El informe decía entonces que, a causa de los gastos de transporte, se había empezado a explotar una nueva cantera más próxima, en el este de Europa, donde miles de mujeres rubias y de ojos azules habían perdido el empleo o veían cómo la inflación devoraba sus ahorros. Setenta años de austeridad comunista habían creado ansia por las amenidades de Occidente, y las jóvenes emigraban en coche o en camión, a pie y hasta en trineo, hacia El Dorado que era para ellas el vecino occidental, para encontrarse allí sin papeles, sin derechos y sin esperanza.
A Brunetti no le sorprendía lo que leía, pero le consternaba la cifra: medio millón. Buscó en la última página los nombres de las personas y organizaciones que habían confeccionado el informe y que eran de solvencia total, pero la cifra seguía siendo intolerable. Había en Italia provincias enteras que no tenían medio millón de mujeres. Este número podría poblar toda una ciudad.
Cuando acabó de leer, Brunetti dejó el informe en el centro de la mesa y luego lo apartó un poco, como si temiera ser contaminado. Abrió el cajón, sacó un lápiz, se acercó un papel y rápidamente hizo una lista de tres nombres: un comandante de la policía de Brasil al que había conocido en París hacía varios años durante un seminario, el dueño de una importante empresa de importación y exportación con oficinas en Bangkok y Pia, una prostituta. Por una u otra razón, los tres estaban en deuda con Brunetti, y a él no se le ocurría mejor pago que la información.
Brunetti pasó las dos horas siguientes al teléfono, generando una factura que después se volatilizó por efecto de unas sabias pulsaciones efectuadas en el ordenador central de la SIP. Al cabo de aquellas dos horas había descubierto poco más de lo que decía el informe, pero ahora lo sabía de un modo más vivido y personal.
El comandante De Vedia, de Río, no podía compartir la preocupación de Brunetti ni comprendía su indignación. Al fin y al cabo, siete de sus agentes habían sido arrestados aquella semana por haber actuado de pelotón de ejecución por encargo de unos comerciantes de Río que les habían pagado para que mataran a los niños de la calle que entorpecían el acceso de los clientes a sus tiendas.
– Los que consiguen llegar a Europa son los afortunados, Guido -dijo el comandante antes de colgar.
No se mostró más comprensivo el interlocutor de Bangkok.
– Comisario, más de la mitad de las prostitutas de aquí tienen el sida. Dichosas las que pueden salir de Tailandia.

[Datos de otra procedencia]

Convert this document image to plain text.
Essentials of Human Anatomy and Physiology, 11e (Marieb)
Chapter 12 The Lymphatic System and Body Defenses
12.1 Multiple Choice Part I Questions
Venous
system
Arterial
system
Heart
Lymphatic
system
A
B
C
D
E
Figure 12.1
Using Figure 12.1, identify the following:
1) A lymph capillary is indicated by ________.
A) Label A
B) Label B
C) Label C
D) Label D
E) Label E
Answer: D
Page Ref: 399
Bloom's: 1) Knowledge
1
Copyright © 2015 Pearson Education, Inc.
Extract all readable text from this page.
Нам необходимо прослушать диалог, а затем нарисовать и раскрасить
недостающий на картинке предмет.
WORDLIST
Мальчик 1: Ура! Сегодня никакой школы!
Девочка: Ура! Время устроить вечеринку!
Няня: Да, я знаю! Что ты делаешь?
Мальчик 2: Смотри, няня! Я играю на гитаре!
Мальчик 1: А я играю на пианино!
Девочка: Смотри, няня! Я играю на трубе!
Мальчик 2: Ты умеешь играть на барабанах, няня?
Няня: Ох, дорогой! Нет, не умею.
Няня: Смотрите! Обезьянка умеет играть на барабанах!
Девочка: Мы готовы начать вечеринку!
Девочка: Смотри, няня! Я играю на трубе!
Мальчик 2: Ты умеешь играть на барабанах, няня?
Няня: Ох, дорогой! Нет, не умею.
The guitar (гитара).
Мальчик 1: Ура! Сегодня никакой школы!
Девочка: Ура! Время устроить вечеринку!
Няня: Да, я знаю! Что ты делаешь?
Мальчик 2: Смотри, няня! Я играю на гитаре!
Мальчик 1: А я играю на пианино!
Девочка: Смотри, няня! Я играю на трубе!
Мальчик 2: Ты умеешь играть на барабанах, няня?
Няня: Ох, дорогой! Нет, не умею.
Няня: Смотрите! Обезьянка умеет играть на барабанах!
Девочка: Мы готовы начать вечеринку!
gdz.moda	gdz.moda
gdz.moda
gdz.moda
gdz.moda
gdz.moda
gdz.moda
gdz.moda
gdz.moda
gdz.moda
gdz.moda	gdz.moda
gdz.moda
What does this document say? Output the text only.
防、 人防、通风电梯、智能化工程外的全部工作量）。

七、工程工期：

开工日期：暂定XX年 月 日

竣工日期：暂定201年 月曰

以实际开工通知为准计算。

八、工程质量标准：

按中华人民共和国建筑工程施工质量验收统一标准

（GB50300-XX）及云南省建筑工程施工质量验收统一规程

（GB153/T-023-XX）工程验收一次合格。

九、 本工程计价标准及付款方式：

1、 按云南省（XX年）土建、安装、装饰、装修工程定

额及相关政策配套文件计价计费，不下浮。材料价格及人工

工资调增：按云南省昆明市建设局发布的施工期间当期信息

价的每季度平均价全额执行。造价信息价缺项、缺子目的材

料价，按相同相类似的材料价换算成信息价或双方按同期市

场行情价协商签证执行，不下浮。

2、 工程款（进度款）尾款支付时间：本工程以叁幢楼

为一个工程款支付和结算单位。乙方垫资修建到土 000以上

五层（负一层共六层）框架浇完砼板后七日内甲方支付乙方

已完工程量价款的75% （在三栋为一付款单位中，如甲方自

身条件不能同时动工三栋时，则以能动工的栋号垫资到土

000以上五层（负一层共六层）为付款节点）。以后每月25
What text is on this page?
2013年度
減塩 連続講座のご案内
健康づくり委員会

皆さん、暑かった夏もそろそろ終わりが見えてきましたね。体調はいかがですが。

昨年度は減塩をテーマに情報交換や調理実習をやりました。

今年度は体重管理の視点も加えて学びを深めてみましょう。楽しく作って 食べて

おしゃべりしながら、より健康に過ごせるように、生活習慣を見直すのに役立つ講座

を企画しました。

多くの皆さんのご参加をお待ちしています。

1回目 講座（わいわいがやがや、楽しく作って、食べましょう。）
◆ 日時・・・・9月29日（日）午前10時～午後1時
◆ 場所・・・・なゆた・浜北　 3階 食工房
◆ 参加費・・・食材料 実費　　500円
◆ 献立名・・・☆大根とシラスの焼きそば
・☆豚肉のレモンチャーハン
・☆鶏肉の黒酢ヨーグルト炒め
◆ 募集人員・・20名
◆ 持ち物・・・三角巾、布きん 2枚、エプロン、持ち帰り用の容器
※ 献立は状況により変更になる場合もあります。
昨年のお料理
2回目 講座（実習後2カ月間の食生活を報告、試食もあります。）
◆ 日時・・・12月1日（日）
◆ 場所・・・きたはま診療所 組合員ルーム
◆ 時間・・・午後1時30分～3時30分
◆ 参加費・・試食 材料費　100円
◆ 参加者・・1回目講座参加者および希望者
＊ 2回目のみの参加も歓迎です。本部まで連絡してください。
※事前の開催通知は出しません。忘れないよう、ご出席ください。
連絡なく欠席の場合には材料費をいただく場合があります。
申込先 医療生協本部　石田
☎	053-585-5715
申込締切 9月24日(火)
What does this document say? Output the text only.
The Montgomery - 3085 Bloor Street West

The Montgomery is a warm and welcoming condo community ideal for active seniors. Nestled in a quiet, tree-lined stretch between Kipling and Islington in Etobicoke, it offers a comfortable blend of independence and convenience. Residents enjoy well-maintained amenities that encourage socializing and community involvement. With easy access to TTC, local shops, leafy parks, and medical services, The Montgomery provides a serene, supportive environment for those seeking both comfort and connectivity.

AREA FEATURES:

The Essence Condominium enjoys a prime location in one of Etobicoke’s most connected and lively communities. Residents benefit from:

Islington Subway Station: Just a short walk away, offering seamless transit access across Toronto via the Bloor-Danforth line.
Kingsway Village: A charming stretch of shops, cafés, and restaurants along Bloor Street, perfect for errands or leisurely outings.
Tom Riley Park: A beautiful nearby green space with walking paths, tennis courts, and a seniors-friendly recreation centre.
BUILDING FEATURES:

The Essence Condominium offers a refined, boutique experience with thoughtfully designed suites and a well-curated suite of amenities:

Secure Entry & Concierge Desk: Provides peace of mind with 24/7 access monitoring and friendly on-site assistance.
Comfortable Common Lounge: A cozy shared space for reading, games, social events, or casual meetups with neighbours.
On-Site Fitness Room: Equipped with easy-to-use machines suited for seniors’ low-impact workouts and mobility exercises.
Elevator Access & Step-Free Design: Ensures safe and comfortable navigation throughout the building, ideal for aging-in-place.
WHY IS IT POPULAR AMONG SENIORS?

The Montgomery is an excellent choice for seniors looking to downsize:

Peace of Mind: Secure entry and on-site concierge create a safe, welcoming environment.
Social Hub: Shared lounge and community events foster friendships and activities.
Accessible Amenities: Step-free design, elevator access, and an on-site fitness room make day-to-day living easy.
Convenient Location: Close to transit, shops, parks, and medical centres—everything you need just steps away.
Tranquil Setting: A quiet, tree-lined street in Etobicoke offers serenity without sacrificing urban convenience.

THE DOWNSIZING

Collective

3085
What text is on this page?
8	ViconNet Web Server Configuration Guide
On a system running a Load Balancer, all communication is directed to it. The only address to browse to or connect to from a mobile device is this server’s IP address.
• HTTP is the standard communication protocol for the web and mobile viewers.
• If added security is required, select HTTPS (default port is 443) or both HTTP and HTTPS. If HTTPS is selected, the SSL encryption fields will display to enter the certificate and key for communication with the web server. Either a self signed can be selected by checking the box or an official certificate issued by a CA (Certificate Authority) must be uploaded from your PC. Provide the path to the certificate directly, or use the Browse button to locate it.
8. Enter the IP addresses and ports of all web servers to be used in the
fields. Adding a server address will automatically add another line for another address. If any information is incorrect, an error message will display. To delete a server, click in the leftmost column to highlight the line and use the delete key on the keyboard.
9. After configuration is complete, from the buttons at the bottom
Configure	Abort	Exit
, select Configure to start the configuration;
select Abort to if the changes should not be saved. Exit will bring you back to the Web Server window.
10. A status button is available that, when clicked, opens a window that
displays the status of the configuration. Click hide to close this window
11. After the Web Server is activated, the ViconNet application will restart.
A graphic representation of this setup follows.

Pero la mejor fuente de información fue Pia, a la que Brunetti encontró en casa porque Carolina, su perra labrador, estaba de parto de su primera camada. Pia se hallaba al corriente del asunto, pero la sorprendió que la policía se preocupara por él. Cuando se enteró de que el interés de Brunetti estaba provocado por la muerte de tres prósperos hombres de negocios, la mujer soltó una larga carcajada. Las chicas, explicó cuando pudo hablar, venían de todas partes, algunas trabajaban en la calle, pero a muchas las tenían en casas, para controlarlas mejor. Sí, a veces las sacudían, si no los chulos, los clientes. ¿Quejarse? ¿A quién? No tenían papeles, estaban convencidas de que su sola presencia en Italia era delito; algunas ni sabían italiano. Al fin y al cabo, la suya no era una profesión para la que una conversación inteligente fuera requisito esencial.